Correspondance Henry de Montherlant-Michel de Saint-Pierre opus 1
18/08/2014
Les 110 lettres qu'échangea Montherlant (1895-1972) avec son cousin, qui fut son plus fidèle confident, Michel de Saint-Pierre, restées inédites à ce jour, sont un document de première importance pour une approche directe de ce qu'il entendait par l'acte d'écriture, par les sujets abordés, d'ordre personnel ou littéraire. Elles courent de 1945 à 1972.
Montherlant y évoque ses propres oeuvres : La Relève du matin, Malatesta, Le Maître de Santiago, Demain il fera jour, Port-Royal, Brocéliande, La Reine morte, La Ville dont le prince est un enfant, Fils de personne,... Il aborde un projet de film avec Robert Bresson autour d'Ignace de Loyola (22 octobre 1947), son procès avec Grasset (1949 et 1953), son enfance (29 mars 1961).
Il revient souvent sur des questions de pureté de la langue française, comme dans cette lettre du 1e août 1970 : "Puisque nous en sommes aux questions de langage, je vous signale que vous m'écrivez : "J'ai écrit dans l'un des chapitres de mon roman." Quelqu'un m'a dit autrefois que l'on n'employait "l'un" que lorsqu'il s'agissait de deux objets, sous-entendu : "l'un et l'autre", et qu'il fallait dire "un" quand plusieurs objets étaient en cause..." Il livre également une pertinente critique des oeuvres de Saint-Pierre, dont Les Aristocrates (1954).
Son profond respect des mots, du sens et de leur portée apparaît par exemple dans la lettre qui suit. Attitude intransigeante s'il en est - qui pourraient laisser pantois certains littérateurs du moment - et qui le positionne d'emblée, face aux confrères de la presse littéraire en particulier.

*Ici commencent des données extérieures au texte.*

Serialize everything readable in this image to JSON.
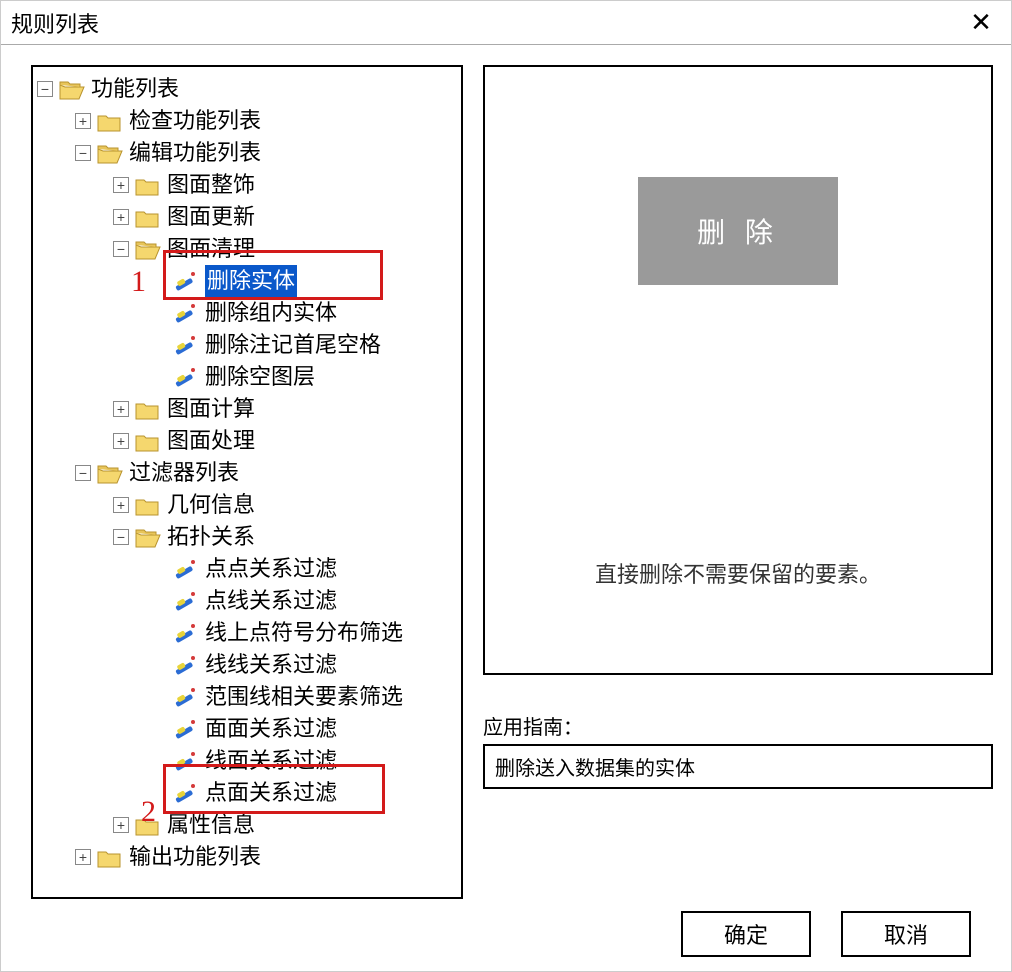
{
  "title": "规则列表",
  "tree": {
    "root": "功能列表",
    "check": "检查功能列表",
    "edit": "编辑功能列表",
    "deco": "图面整饰",
    "update": "图面更新",
    "clean": "图面清理",
    "del_entity": "删除实体",
    "del_group": "删除组内实体",
    "del_space": "删除注记首尾空格",
    "del_layer": "删除空图层",
    "calc": "图面计算",
    "proc": "图面处理",
    "filter": "过滤器列表",
    "geom": "几何信息",
    "topo": "拓扑关系",
    "pp": "点点关系过滤",
    "pl": "点线关系过滤",
    "lps": "线上点符号分布筛选",
    "ll": "线线关系过滤",
    "range": "范围线相关要素筛选",
    "aa": "面面关系过滤",
    "la": "线面关系过滤",
    "pa": "点面关系过滤",
    "attr": "属性信息",
    "output": "输出功能列表"
  },
  "action_button": "删 除",
  "preview_desc": "直接删除不需要保留的要素。",
  "guide_label": "应用指南：",
  "guide_text": "删除送入数据集的实体",
  "ok": "确定",
  "cancel": "取消",
  "annot1": "1",
  "annot2": "2"
}
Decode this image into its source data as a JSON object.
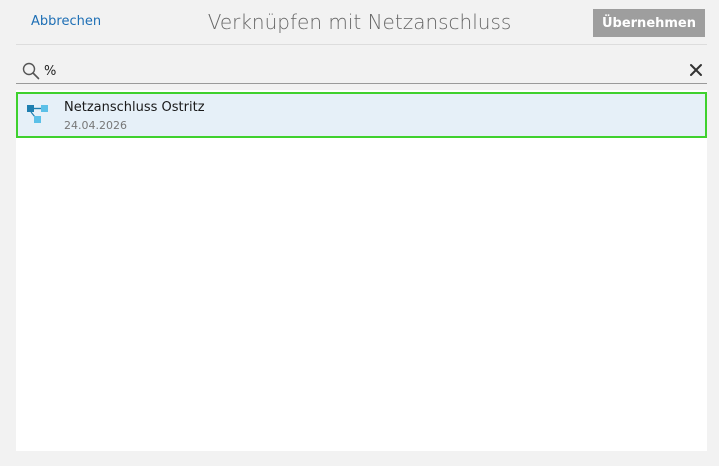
{
  "header": {
    "cancel_label": "Abbrechen",
    "title": "Verknüpfen mit Netzanschluss",
    "apply_label": "Übernehmen"
  },
  "search": {
    "value": "%",
    "icon": "search-icon",
    "clear_icon": "close-icon"
  },
  "results": [
    {
      "title": "Netzanschluss Ostritz",
      "date": "24.04.2026",
      "icon": "network-connection-icon",
      "selected": true
    }
  ],
  "colors": {
    "accent_link": "#1e6fb5",
    "apply_button_disabled": "#9e9e9e",
    "selection_border": "#3fd12e",
    "selection_background": "#e6f0f8",
    "icon_dark": "#1f7fb0",
    "icon_light": "#5bc0e8"
  }
}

L'art d'écrire : "L'art est lent, la culture est lente, la réflexion est lente, la connaissance est lente. C'est dire qu'on ne peut qu'approuver... celui qui veut se consacrer à écrire. En aurez-vous le temps ? C'est en effet ce que nous pouvons nous demander tous deux..." (22 octobre 1947). - "J'aime votre nouvelle [Contes pour les septiques]. Mais je trouve que vos gens forcent toujours un peu la pose, comme dans les tableaux... : le visage impassible sous les soufflets, la rose à la bouche, etc... Il me semble qu'à mon âge on cherche surtout le ton juste, et vous ne l'avez pas toujours. Il reste que vous avez peut-être pensé que les gens de Malatesta prennent eux aussi des poses, et que ceux de Santiago n'ont pas le ton juste..." (1947, d'après une note postérieure). - "... J'ai quelquefois de la naïveté dans ma conduite - une certaine confiance dans la vie n'est pas parvenue à m'en débarrasser tout à fait, - mais je n'ai jamais de naïveté de mon art ; je n'y perds jamais la lucidité. Ce que vous appelez naïveté, c'est une certaine façon de sortir ses tripes, ou d'ouvrir son coeur, ou les deux, qu'exprime un mot connu... "Coupe des mots : ils saignent". C'est cette naïveté qui rend les textes vrais & émouvants... Cette naïveté consciente & voulue, je l'ai eue dès le début ; L'EXIL, écrit à 18 ans, est fait de cela. Elle paraît ridicule à ceux que Pascal, je crois, appelle "les malingres". Mais les malingres ne voient pas le ridicule où il est, et ils le voient où il n'est pas, c'est une règle qu'il faut se rappeler toujours en écrivant. Chaque fois qu'on se dit : "les gens vont trouver cette phrase ridicule", il faut écrire cette phrase..." (27 février 1960). - "J'ai commencé moi-même - le 23 juillet - un nouveau roman..." (10 août 1965). - "Depuis une cinquantaine d'années que je lis des articles sur la crise du roman ou la mort du roman, je continue à aimer le roman..." (19 avril 1969).